Assume that we want to analyze
a categorical variable and see
the correlation among different categories.
For example, consider the car dataset.
The question we may ask is how different categories
the make feature as
a categorical variable has impact on the price?
The diagram shows the average price
of different vehicle makes.
We do see a trend of
increasing prices as we move right along the graph,
but which category in the Make Feature has the most and
which one has the least impact
on the car price prediction?
To analyze categorical variables
such as the make variable,
we can use a method such as the ANOVA method.
ANOVA is a statistical test that
stands for Analysis of Variance.
ANOVA can be used to find the correlation
between different groups of a categorical variable.

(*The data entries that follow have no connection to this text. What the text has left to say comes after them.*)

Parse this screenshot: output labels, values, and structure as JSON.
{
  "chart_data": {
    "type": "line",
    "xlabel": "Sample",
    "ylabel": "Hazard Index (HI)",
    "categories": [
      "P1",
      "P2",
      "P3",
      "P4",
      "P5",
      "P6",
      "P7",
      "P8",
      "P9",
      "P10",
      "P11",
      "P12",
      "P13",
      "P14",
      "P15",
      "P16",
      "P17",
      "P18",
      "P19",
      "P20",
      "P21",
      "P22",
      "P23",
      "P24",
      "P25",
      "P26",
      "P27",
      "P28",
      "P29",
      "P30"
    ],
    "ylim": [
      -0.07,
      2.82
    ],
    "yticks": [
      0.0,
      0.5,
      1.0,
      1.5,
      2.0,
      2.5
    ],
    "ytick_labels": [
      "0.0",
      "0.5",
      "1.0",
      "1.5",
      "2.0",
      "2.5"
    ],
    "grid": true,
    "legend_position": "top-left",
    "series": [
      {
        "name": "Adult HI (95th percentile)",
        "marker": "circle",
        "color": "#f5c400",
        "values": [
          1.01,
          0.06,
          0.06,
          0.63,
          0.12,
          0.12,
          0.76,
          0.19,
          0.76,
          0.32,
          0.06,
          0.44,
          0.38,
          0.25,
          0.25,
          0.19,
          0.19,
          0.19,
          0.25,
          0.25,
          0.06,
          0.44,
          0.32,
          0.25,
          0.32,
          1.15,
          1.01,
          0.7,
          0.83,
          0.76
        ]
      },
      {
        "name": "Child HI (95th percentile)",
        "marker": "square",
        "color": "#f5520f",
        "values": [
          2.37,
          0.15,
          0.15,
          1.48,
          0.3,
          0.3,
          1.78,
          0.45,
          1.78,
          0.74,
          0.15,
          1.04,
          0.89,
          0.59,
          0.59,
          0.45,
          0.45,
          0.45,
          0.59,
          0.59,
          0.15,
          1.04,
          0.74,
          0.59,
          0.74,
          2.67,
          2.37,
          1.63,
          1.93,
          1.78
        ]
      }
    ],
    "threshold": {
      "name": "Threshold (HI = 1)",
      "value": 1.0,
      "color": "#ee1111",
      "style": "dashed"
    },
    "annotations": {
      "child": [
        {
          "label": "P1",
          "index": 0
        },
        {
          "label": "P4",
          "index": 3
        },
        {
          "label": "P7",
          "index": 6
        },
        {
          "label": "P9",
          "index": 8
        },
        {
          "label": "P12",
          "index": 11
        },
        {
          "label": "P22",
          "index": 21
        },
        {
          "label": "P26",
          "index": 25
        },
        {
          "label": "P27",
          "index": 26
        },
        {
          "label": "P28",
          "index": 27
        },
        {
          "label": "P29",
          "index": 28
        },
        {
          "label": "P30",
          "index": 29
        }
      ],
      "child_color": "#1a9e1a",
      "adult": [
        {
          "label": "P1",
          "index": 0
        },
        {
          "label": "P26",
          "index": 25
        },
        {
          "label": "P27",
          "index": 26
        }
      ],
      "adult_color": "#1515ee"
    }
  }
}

According to the car dataset,
we can use ANOVA to see if there is any difference in
mean price for the different car
makes such a Subaru and Honda.
The ANOVA test returns two values,
the F-test score and the p-value.
The F-test calculates the ratio of variation between
the groups mean over
the variation within each of the sample groups.
The p-value shows whether
the obtained result is statistically significant.
Without going too deep into the details,
the F-test calculates the ratio
of variation between groups
means over the variation
within each of the sample group means.
This diagram illustrates a case where
the F-test score would be small because as we can see,
the variation of the prices in each group of data is
way larger than the differences
between the average values of each group.
Looking at this diagram,
assume that group one is Honda and group two is Subaru,
both are the Make Feature categories.
Since the F-score is small,
the correlation between price as
the target variable and the groupings is weak.
In the second diagram,
we see a case where the F-test score would be large.
The variation between the averages of the two groups is
comparable to the variations within the two groups.
Assume that group one is Jaguar and group two is Honda,
both are the Make Feature categories.
Since the F-score is large,
thus the correlation is strong in this case.
Getting back to our example,
the bar chart shows
the average price for different
categories, the Make Feature.
As we can see from the bar chart,
we expect a small F-score between Honda's and
Subaru because there is
a small difference between the average prices.
On the other hand,
we can expect a large F-value between Honda's and
Jaguars because the differences
between the prices is very significant.
However, from this chart,
we do not know the exact variances.
So let's perform an ANOVA test
to see if our intuition is correct.
In the first line, we extract the make and price data.
Then, we'll group the data by different makes.
The ANOVA test can be performed in Python using
the f_oneway method as
the built-in function of the SAI PI package.
We pass in the price data of
the two car make groups that we want to compare,
and it calculates the ANOVA results.
The results confirm what we guessed at first.
The prices between Hondas and
Subarus are not significantly different,
as the F-test score is less than one,
and p-value is larger than 0.05.
We can do the same for Honda and Jaguar.
The prices between Hondas and Jaguars are
significantly different since the F-score is very large.
F equals 401, and the p-value is larger than 0.05.
All in all, we can say that there's
a strong correlation between a categorical variable and
other variables if the ANOVA test gives us
a large F-test value and a small p-value.